Wednesday, August 26, 2009

A Milestone for Device Interoperability

What is standards harmonization?

I describe it as the parsimonious number of standards required to meet the requirements of stakeholders. It is achieved by closing gaps and eliminating redundancy.

Can we always reduce the number of standards in a domain to 1? Not necessarily. Sometimes the best we can achieve is 2 with mapping between them or 2 initially converging over time to 1.

In the past, we've had multiple interoperability standards for devices. Earlier this year, HITSP challenged IHE and Continua to converge their work as part of the HITSP Remote Monitoring Use Case.

The Continua Alliance, a non-profit, open industry coalition of the more than 200 healthcare and technology companies joined together in collaboration to improve the quality of personal healthcare, has been focused on interoperability standards for consumer products. It wanted "fast and light" device standards that could easily be deployed with products in the home.

Integrating the Healthcare Enterprise (IHE), an initiative of healthcare professionals and industry to improve the way computer systems in healthcare share information, has focused on more complex devices such as those used by providers in hospitals and clinics.

Yesterday, Continua and IHE announced a breakthrough. They have agreed to a single set of content, transport, and vocabulary standards that work for all devices - home-based and hospital-based, simple and complex. This means that the industry is free to innovate and regardless of the devices created, they will be interoperable.

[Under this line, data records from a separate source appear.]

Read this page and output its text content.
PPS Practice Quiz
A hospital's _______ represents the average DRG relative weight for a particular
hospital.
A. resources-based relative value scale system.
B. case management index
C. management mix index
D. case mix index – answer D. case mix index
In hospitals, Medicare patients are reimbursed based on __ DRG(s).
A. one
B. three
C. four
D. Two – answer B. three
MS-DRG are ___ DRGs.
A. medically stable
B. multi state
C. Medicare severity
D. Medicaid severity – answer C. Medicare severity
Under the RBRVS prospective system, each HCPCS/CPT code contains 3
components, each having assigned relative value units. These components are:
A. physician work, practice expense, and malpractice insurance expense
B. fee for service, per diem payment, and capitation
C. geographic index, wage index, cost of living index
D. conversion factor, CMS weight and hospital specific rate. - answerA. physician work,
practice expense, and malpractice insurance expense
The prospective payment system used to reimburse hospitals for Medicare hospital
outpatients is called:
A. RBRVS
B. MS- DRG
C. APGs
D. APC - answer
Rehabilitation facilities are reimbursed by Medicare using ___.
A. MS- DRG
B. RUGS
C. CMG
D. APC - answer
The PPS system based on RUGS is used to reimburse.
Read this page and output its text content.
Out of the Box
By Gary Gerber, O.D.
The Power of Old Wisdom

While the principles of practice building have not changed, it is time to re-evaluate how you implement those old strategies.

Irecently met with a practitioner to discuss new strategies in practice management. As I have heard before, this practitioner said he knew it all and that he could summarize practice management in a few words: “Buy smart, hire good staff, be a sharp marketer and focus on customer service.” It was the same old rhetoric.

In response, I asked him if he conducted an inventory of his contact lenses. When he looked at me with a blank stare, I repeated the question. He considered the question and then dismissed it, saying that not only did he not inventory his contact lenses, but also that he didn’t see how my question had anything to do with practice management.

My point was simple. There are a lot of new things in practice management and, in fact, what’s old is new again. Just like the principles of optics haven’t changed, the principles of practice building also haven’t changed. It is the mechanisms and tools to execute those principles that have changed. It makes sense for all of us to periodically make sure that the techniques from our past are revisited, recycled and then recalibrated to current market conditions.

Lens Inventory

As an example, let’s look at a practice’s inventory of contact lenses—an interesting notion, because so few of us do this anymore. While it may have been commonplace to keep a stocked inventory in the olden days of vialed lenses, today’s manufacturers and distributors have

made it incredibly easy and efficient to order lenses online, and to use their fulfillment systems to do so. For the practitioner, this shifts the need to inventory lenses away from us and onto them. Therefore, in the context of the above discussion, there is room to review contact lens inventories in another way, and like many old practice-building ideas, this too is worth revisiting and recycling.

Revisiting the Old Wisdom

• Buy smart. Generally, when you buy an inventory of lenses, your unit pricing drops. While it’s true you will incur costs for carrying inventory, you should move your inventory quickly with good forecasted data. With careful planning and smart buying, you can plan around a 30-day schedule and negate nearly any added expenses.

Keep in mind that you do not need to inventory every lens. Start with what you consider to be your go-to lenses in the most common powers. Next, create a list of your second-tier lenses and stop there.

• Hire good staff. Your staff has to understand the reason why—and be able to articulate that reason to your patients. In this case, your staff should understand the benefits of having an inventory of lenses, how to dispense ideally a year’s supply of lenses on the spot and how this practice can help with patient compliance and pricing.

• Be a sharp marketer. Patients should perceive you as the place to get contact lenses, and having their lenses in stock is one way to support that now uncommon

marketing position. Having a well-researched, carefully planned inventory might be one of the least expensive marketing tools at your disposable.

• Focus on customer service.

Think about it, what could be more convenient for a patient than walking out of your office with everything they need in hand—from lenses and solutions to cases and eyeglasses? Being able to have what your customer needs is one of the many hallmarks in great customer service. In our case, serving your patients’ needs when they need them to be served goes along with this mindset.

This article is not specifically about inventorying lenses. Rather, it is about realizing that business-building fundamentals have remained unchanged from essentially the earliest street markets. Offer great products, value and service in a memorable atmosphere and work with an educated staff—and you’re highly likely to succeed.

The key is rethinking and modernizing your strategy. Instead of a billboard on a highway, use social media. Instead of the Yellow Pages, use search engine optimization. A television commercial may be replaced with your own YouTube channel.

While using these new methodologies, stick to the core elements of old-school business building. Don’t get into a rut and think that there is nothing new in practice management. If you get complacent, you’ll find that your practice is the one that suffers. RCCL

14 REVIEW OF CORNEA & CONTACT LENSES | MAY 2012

What standards did they choose?

Content - HL7 v2.6 messages using IHE PCD-01
Vocabulary - Constrained to IEEE/ISO 11073-20601/11073-104xx nomenclature
Transport - Web Services transport based on WS-I Basic Profile

Here are few comments by the leaders of this effort:

"IHE believes that this collaborative breakthrough offers enormous benefits to US citizens and their physicians. This helps accelerate the deployment of convenient and reliable home-based health monitoring and care, and facilitates many other forms of remote monitoring as well. Together, Continua and IHE have finally made it possible for vendors of Medical Devices and Personal Health Devices to efficiently send patient data to the Personal and Electronic Health Records vendors using a single unified interoperability standard that is endorsed by HITSP."

Elliot B. Sloane, PhD
Co-Chair, Integrating the Healthcare Enterprise (IHE) International Executive Director, Center for Healthcare Information Research and Policy


"The Continua Health Alliance appreciates the opportunity HITSP has afforded to work with IHE to provide a harmonized approach for the Remote Patient Monitoring Use Case with an open architecture, international, standards-based solution. This will facilitate an ecosystem of connected technologies, devices, and services that provide a compelling way to meet the challenges of increased access, improve outcomes for patients, and ultimately reduce overall healthcare costs."

Rick Cnossen
Director, Personal Health Enabling, Intel Digital Health Group (DHeG)
President, Continua Health Alliance (www.continuaalliance.org)


I want to offer my congratulations and thanks to IHE and Continua for this achievement. Their leadership illustrates the finest characteristics of harmonization achieved by assembling smart technical people, aligning mutual interests, then moving forward to converge on a single approach.

Bravo! All device stakeholders will now benefit from a single universal set of standards used to connect devices to EHRs and PHRs.